Re: Confirmation before automatic dumping

Posted: Sat Mar 01, 2025 12:26 pm
by muziqaz
Recovery only brings back basic driver functionality, it never loads back all the required modules for GPU to continue working as before the crash. This has been witnessed with games (they run like crap on recovered drivers), and FAH (it outright cannot fold on recovered drivers).
Driver recovery is there for you to save your work (not fah), and restart the PC gracefully.
Now why FAH cannot restart from the previous checkpoint and continue folding? It can't because driver is in recovery mode, which is not fully functional, thus stopping folding on such hardware/software combination.
Now, how about pausing if driver crash happens and let user reboot and resume the WU? Who is to say that driver crash did not introduce an error in scientific simulation? But can't fah check if previous bit of simulation is correct?
I think Joe would just quit as a dev if we expected FAHClient to hold hand for every possible user move.

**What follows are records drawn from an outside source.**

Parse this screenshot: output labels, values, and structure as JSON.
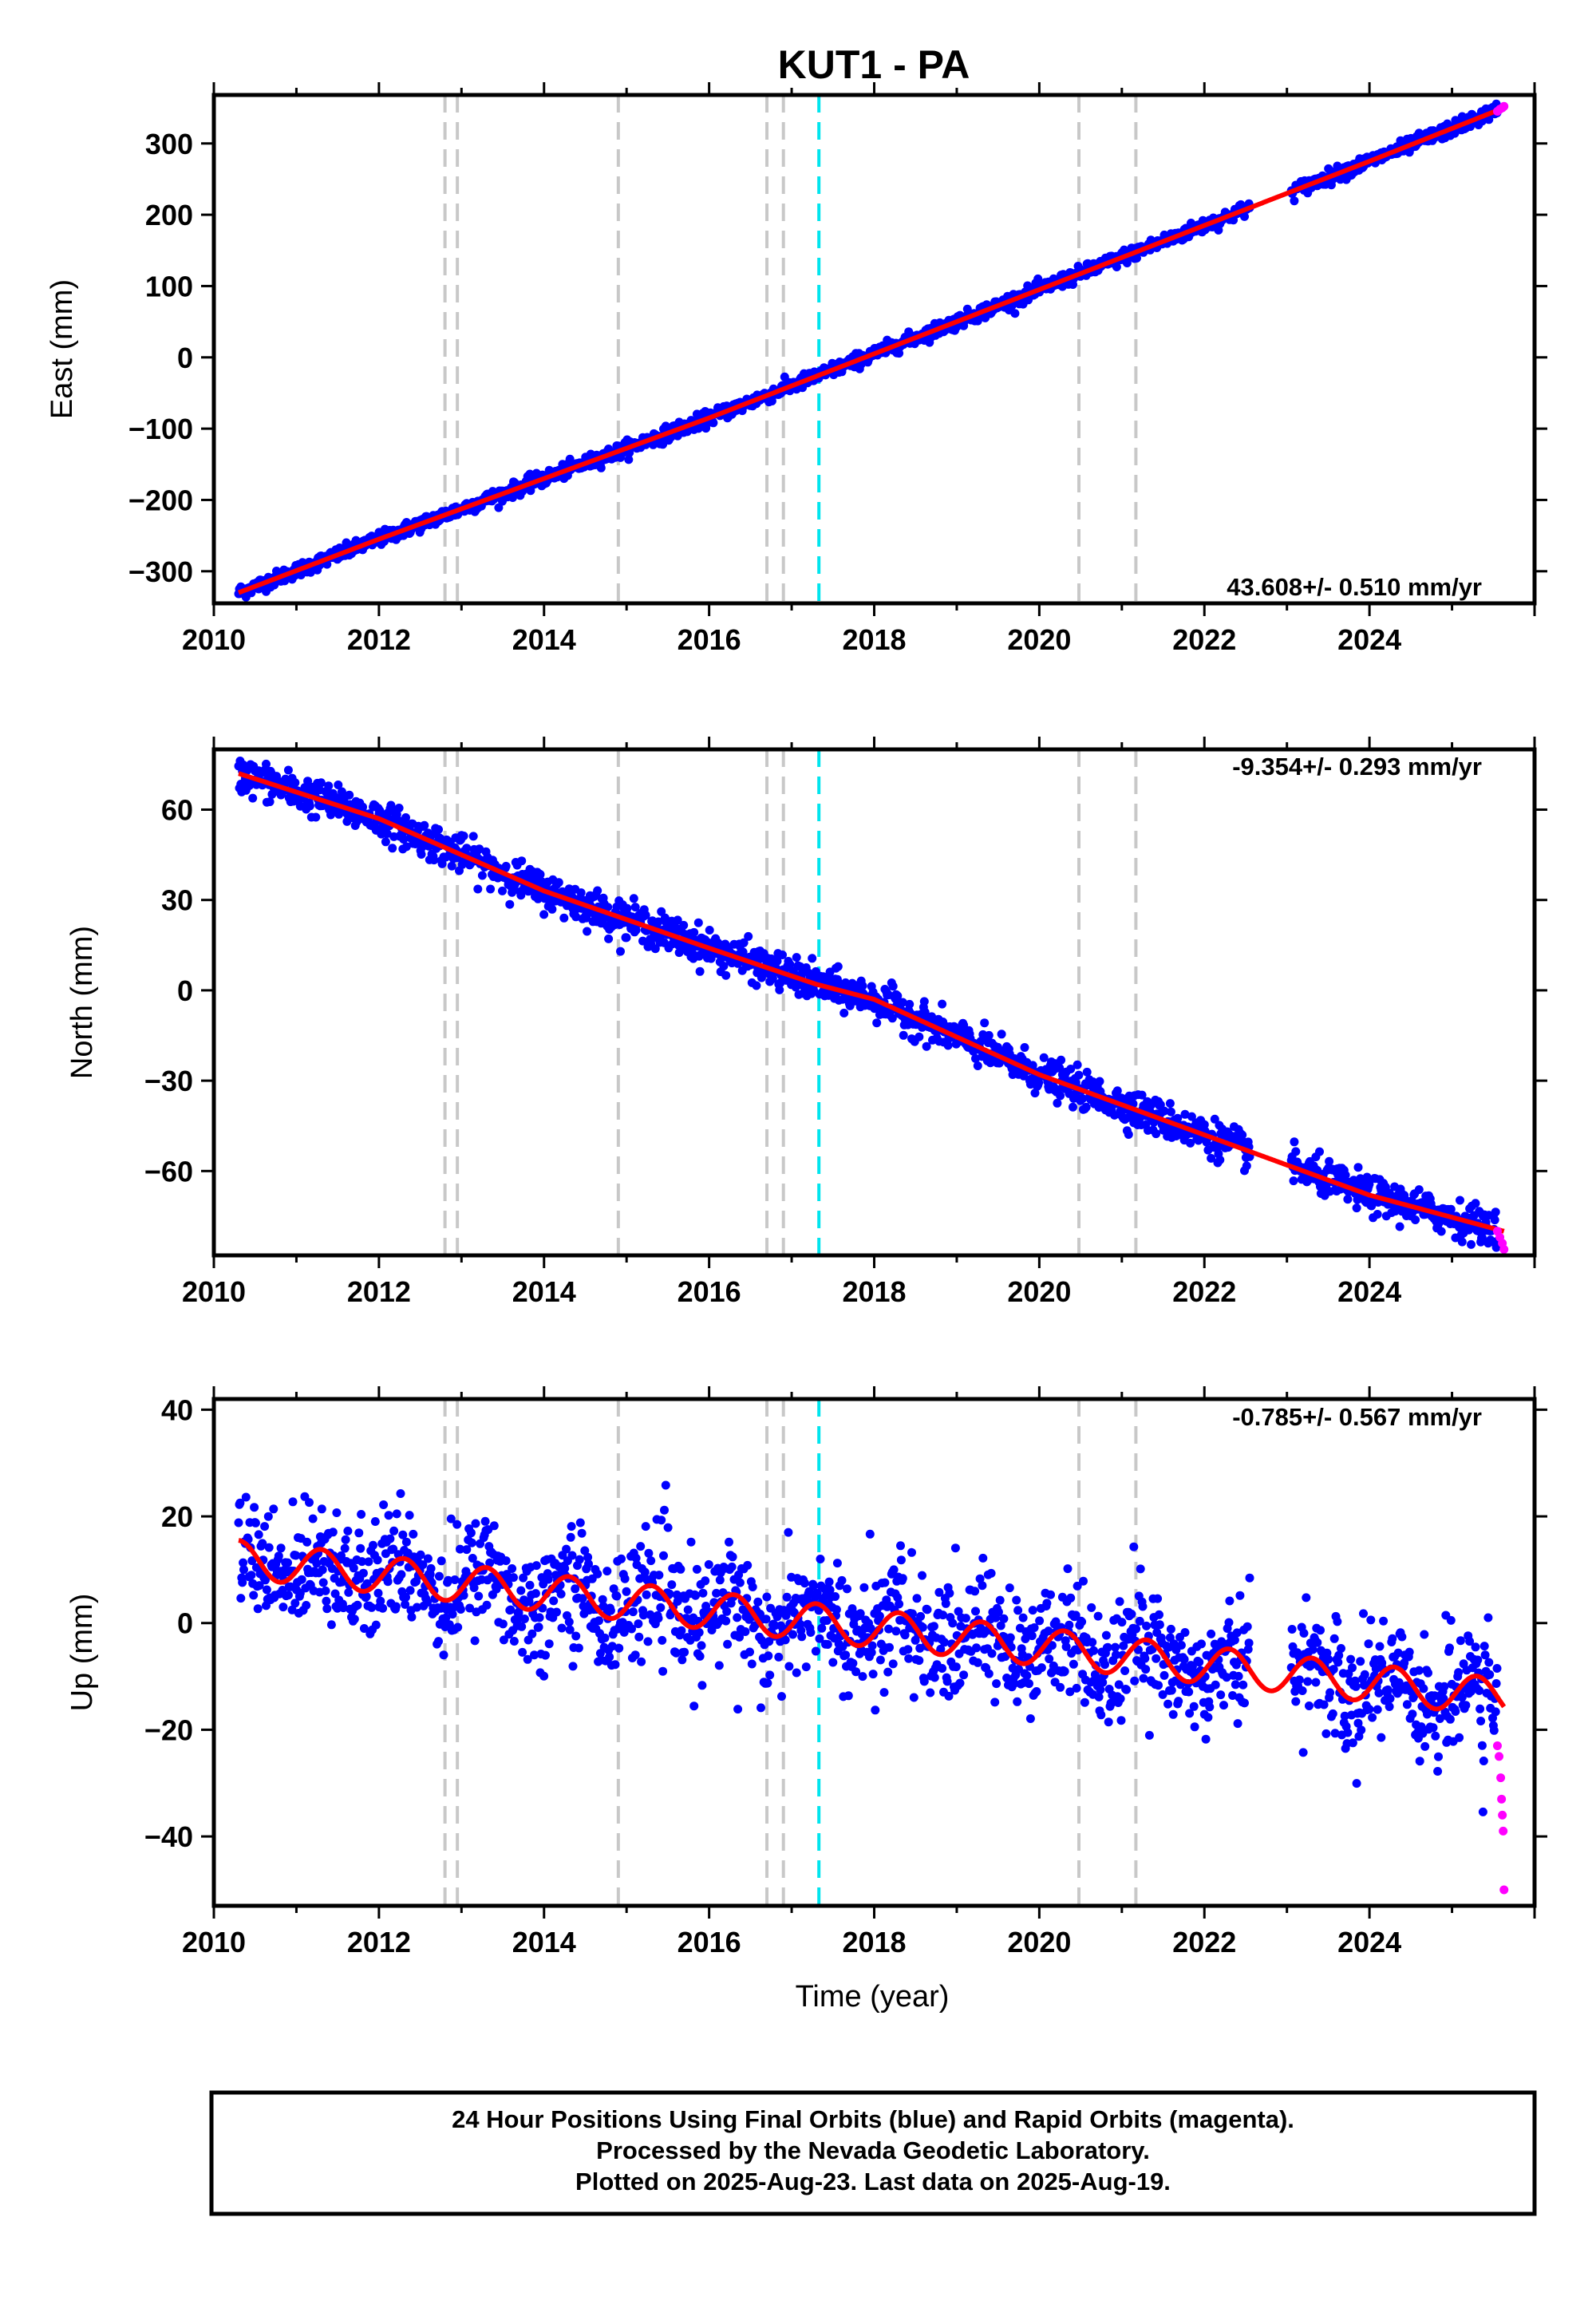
{
  "title": "KUT1 - PA",
  "colors": {
    "final": "#0000ff",
    "rapid": "#ff00ff",
    "model": "#ff0000",
    "equipment": "#c8c8c8",
    "earthquake": "#00e5ee"
  },
  "x_axis": {
    "label": "Time (year)",
    "ticks": [
      "2010",
      "2012",
      "2014",
      "2016",
      "2018",
      "2020",
      "2022",
      "2024"
    ]
  },
  "events": {
    "gray": [
      2012.8,
      2012.95,
      2014.9,
      2016.7,
      2016.9,
      2020.48,
      2021.17
    ],
    "cyan": [
      2017.33
    ]
  },
  "footer": {
    "line1": "24 Hour Positions Using Final Orbits (blue) and Rapid Orbits (magenta).",
    "line2": "Processed by the Nevada Geodetic Laboratory.",
    "line3": "Plotted on 2025-Aug-23. Last data on 2025-Aug-19."
  },
  "chart_data": [
    {
      "type": "scatter",
      "component": "East",
      "ylabel": "East (mm)",
      "xlim": [
        2010.0,
        2026.0
      ],
      "ylim": [
        -345,
        368
      ],
      "yticks": [
        "300",
        "200",
        "100",
        "0",
        "−100",
        "−200",
        "−300"
      ],
      "rate": "43.608+/- 0.510 mm/yr",
      "data_span": [
        2010.3,
        2025.63
      ],
      "gap": [
        2022.55,
        2023.05
      ],
      "model": {
        "x": [
          2010.3,
          2012.0,
          2014.0,
          2016.0,
          2018.0,
          2020.0,
          2022.0,
          2024.0,
          2025.63
        ],
        "y": [
          -330,
          -255,
          -170,
          -85,
          5,
          95,
          185,
          275,
          350
        ]
      },
      "rapid": {
        "x": [
          2025.55,
          2025.58,
          2025.61,
          2025.63
        ],
        "y": [
          345,
          348,
          350,
          352
        ]
      }
    },
    {
      "type": "scatter",
      "component": "North",
      "ylabel": "North (mm)",
      "xlim": [
        2010.0,
        2026.0
      ],
      "ylim": [
        -88,
        80
      ],
      "yticks": [
        "60",
        "30",
        "0",
        "−30",
        "−60"
      ],
      "rate": "-9.354+/- 0.293 mm/yr",
      "data_span": [
        2010.3,
        2025.63
      ],
      "gap": [
        2022.55,
        2023.05
      ],
      "model": {
        "x": [
          2010.3,
          2012.0,
          2014.0,
          2016.0,
          2017.3,
          2018.0,
          2020.0,
          2022.0,
          2024.0,
          2025.63
        ],
        "y": [
          72,
          57,
          33,
          14,
          2,
          -3,
          -28,
          -48,
          -68,
          -80
        ]
      },
      "rapid": {
        "x": [
          2025.55,
          2025.58,
          2025.61,
          2025.63
        ],
        "y": [
          -80,
          -82,
          -84,
          -86
        ]
      }
    },
    {
      "type": "scatter",
      "component": "Up",
      "ylabel": "Up (mm)",
      "xlim": [
        2010.0,
        2026.0
      ],
      "ylim": [
        -53,
        42
      ],
      "yticks": [
        "40",
        "20",
        "0",
        "−20",
        "−40"
      ],
      "rate": "-0.785+/- 0.567 mm/yr",
      "data_span": [
        2010.3,
        2025.63
      ],
      "gap": [
        2022.55,
        2023.05
      ],
      "model": {
        "trend_start": 12,
        "trend_end": -14,
        "seasonal_amplitude": 3.5
      },
      "rapid": {
        "x": [
          2025.55,
          2025.57,
          2025.59,
          2025.6,
          2025.61,
          2025.62,
          2025.63
        ],
        "y": [
          -23,
          -25,
          -29,
          -33,
          -36,
          -39,
          -50
        ]
      }
    }
  ]
}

Running 2 compute tasks at the same time is BAD. Run one only
Running FAH on unstable hardware is bad. Please make sure your hardware is 101% stable before folding
Running FAH on unstable drivers is bad. Make sure to fix the drivers before folding.

I still urge the request made in github, but caution, some of us are still waiting for more severe issue fixes to the client to not dump work left and right :)